Saxophonist David Murray joins pianist Aki Takase to make this contemporary Jazz album that grabbed me immediately on first listen. With just the two of them playing, they create a big and rich sound. They also bounce around different sub-genres of Jazz, with mainly Free Jazz being the dominate umbrella they play under. Their chemistry is fantastic, easily trading ideas with each other throughout the album. Murray’s saxophone playing is emotive and imaginative, quick to spew out a barrage of notes if need be. Takase’s piano playing is more subdued, but also not afraid to take wild tangents. Together their sound is much more than the sum of it’s parts, it feels like a full band is playing.

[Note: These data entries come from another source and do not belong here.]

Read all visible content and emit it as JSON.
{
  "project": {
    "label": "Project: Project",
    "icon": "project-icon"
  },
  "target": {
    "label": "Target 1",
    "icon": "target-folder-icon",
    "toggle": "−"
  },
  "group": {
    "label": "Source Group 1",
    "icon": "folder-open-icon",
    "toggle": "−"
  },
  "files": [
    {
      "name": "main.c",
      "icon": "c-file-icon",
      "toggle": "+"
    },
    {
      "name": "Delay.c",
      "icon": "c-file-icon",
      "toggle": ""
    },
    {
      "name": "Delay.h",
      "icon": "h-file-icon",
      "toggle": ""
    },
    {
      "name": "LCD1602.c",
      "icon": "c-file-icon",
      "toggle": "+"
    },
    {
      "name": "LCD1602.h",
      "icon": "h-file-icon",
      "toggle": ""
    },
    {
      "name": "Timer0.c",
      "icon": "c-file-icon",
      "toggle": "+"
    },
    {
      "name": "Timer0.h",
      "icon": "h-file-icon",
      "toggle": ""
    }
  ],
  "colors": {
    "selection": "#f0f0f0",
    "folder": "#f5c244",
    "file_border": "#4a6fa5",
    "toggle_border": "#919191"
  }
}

They waste no time jumping straight into it with Cherry – Sakura, a moody and blue song featuring Takase’s flowing piano and Murray’s erratic sax. They trade solo for solo, both very sprawling and free flowing. When they reunite in the end it’s a magical moment, emphasizing the depth of sound they’re able to accomplish with just two instruments. Takase’s piano is the one that creates this warm, rich sound with her heavy use of the sustain pedal. Any sense of form is abandoned with the follow up A Very Long Letter, a completely schizophrenic Free Jazz piece. Slowly though some concrete ideas are formed, with a quick back and forth near the end. Bizarrely they go to the complete opposite end of the spectrum with Let’s Cool One, a song originally recorded by Thelonious Monk.

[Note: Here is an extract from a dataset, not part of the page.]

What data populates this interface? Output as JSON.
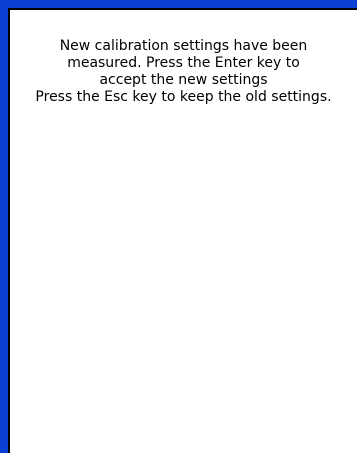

To A.P. Kern is a powerful, moving piece, with Murray’s Sax taking the center stage and sounding as intimate as possible. The title is a reference to Alexander Pushkin’s love poem to Anna Petrovna Kern, and reading that while listening to the song makes it all the more moving. Nobuko is an equally beautiful song, this time with Takase’s piano being the more emotionally impactful. A Long March to Freedom ends the album in grand fashion, more straightforward than their free flowing songs, but it remains perfectly melancholy and rich. Cherry Sakura is an amazing album, one that I would recommend even to people who get turned off by Free Jazz.